U.S. Magistrate Judge Elizabeth Laporte is set to retire in October 2019. Laporte, who first took the bench in 1998 and served as the Northern District of California’s chief magistrate judge from 2013 to 2015, helped shape patent and IP case law and advanced the court’s e-discovery procedures.
“I have been privileged to serve for 21 years on this Court, where I could not have asked for better colleagues,” Laporte said in a statement on the court’s website announcing her retirement plans. “The judges have generously mentored me and modeled their dedication to serving justice throughout my time on the bench.”
Laporte called the Northern District the “national leader in its use of magistrate judges, who carry the highest civil caseload in the federal system with consent of the parties.”
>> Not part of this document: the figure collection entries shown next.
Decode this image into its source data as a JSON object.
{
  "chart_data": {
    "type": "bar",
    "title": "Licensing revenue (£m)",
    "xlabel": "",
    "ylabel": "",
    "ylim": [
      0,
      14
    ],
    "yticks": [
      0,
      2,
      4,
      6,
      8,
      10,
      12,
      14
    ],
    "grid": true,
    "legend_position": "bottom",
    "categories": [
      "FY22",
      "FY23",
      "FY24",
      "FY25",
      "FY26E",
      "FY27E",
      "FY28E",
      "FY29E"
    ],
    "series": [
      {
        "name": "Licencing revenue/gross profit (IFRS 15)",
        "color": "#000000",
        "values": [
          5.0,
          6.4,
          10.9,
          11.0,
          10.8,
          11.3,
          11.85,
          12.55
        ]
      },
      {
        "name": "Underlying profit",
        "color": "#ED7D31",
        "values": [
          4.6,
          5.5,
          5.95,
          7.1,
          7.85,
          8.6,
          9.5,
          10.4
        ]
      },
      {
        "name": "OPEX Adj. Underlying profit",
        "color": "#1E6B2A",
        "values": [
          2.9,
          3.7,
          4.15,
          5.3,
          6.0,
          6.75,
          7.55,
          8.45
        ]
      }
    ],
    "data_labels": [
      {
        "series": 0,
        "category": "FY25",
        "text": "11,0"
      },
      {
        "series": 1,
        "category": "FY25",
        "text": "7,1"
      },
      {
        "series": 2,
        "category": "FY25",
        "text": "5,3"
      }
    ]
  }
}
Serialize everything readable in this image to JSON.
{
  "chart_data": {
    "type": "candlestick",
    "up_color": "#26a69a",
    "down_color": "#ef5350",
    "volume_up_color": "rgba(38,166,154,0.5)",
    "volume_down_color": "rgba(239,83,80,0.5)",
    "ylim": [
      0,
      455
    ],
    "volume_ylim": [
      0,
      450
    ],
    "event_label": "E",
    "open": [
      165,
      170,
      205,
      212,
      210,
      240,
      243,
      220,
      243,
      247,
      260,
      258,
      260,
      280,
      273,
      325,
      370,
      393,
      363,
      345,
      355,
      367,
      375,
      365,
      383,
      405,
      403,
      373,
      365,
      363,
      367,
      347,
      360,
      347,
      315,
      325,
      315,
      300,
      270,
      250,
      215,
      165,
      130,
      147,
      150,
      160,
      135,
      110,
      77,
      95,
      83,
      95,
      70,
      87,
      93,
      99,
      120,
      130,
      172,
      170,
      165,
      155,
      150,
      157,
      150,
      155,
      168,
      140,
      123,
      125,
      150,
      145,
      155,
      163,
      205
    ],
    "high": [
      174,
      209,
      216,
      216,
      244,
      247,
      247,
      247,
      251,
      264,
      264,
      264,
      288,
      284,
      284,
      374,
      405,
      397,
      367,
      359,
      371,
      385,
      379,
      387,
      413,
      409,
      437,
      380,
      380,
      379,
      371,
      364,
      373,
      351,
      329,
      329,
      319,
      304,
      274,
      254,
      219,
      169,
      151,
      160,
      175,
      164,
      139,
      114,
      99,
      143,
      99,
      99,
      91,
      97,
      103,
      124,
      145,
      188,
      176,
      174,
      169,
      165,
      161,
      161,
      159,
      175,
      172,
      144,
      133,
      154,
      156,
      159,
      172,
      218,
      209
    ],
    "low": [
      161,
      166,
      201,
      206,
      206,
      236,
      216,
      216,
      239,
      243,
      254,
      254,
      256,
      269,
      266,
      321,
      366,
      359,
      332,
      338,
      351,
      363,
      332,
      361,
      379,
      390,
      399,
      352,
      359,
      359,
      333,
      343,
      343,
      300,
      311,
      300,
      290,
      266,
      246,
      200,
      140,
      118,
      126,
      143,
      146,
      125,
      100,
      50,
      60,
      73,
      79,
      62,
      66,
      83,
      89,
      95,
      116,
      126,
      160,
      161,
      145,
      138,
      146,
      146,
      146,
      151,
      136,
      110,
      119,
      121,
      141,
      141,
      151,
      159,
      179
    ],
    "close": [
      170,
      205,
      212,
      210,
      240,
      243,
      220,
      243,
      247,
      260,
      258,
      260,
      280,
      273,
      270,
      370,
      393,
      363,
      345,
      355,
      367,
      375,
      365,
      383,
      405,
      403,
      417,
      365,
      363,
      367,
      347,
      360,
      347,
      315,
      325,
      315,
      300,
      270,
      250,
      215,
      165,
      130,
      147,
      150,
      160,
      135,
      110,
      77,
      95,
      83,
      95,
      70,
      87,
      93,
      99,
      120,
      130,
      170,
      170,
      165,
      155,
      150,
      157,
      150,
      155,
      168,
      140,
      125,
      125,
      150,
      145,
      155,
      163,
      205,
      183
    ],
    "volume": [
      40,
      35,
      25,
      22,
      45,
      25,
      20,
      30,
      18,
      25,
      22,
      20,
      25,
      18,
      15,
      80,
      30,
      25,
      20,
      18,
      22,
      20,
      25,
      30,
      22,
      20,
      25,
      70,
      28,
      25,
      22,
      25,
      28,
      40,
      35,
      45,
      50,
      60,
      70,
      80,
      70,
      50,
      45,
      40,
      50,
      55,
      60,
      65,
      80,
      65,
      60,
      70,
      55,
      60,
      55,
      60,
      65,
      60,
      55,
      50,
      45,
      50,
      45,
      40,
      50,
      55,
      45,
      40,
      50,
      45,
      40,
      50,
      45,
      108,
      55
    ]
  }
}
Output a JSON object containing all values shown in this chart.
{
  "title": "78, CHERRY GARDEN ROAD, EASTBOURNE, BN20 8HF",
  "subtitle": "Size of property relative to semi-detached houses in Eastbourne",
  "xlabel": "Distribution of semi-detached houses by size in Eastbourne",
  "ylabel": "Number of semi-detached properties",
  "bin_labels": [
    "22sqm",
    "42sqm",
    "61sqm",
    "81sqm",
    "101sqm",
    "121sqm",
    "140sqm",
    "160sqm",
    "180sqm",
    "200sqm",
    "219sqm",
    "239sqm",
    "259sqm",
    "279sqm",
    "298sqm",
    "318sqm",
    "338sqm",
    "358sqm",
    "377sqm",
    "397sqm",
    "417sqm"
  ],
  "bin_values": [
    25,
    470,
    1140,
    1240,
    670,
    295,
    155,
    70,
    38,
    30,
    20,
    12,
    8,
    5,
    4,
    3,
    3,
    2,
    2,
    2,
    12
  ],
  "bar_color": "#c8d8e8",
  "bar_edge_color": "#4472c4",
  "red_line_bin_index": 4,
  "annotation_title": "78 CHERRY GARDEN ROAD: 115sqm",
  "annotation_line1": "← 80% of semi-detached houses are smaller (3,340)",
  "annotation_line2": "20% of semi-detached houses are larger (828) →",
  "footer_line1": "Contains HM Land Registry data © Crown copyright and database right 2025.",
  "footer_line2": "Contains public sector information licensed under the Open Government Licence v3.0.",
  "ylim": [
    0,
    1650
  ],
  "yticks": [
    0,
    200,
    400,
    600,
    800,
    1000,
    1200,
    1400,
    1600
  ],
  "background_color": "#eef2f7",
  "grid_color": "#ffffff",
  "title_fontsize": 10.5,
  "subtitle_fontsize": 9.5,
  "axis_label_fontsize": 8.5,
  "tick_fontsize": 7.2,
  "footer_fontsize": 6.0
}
“I cannot thank the judges and the staff enough. I am also honored to be part of the outstanding legal community that practices before our Court,” she said.
Laporte, a Princeton University and Yale Law School alumna, served as an administrative law judge for the California Department of Insurance and chief of special litigation for the San Francisco City Attorney’s Office prior to taking the federal bench. Laporte also clerked for U.S. District Judge Marilyn Hall Patel of the Northern District and was a policy planner and economist at the Federal Trade Commission.
Laporte is among the leading legal thinkers on e-discovery issues in the district and nationwide. The judge served as a judicial observer for the Sedona Conference Working Group on Electronic Document Retention and was a member of the Federal Circuit’s Bench & Bar E-Discovery Committee. Last year, she co-chaired the Federal Judicial Center and Electronic Discovery Institute’s Judicial Training Program. For her efforts, she earned the Judicial Leadership Award from the Electronic Discovery Institute in 2015.
Four years ago, she launched the Northern District’s Women Attorneys Advocacy Project, which seeks to promote gender equity in the legal community.
Laporte will leave big shoes to fill, said Northern District Chief Judge Phyllis. Hamilton in a statement. “Among other things, she has provided a huge contribution in her handling of patent and other IP cases and has led the court in its development of our ESI (e-discovery) procedures,” she said. “Magistrate Judge Laporte, moreover, is one of the reasons that magistrate judges in our District perform such a wide variety of judicial work and handle so many consent cases. She will be missed, but she leaves the Court in a better place because of her commitment to our mission and to the overall goal of excellence in the administration of justice.”
To fill her vacancy, the court will request appointment approval from the Administrative Office of the U.S. Courts.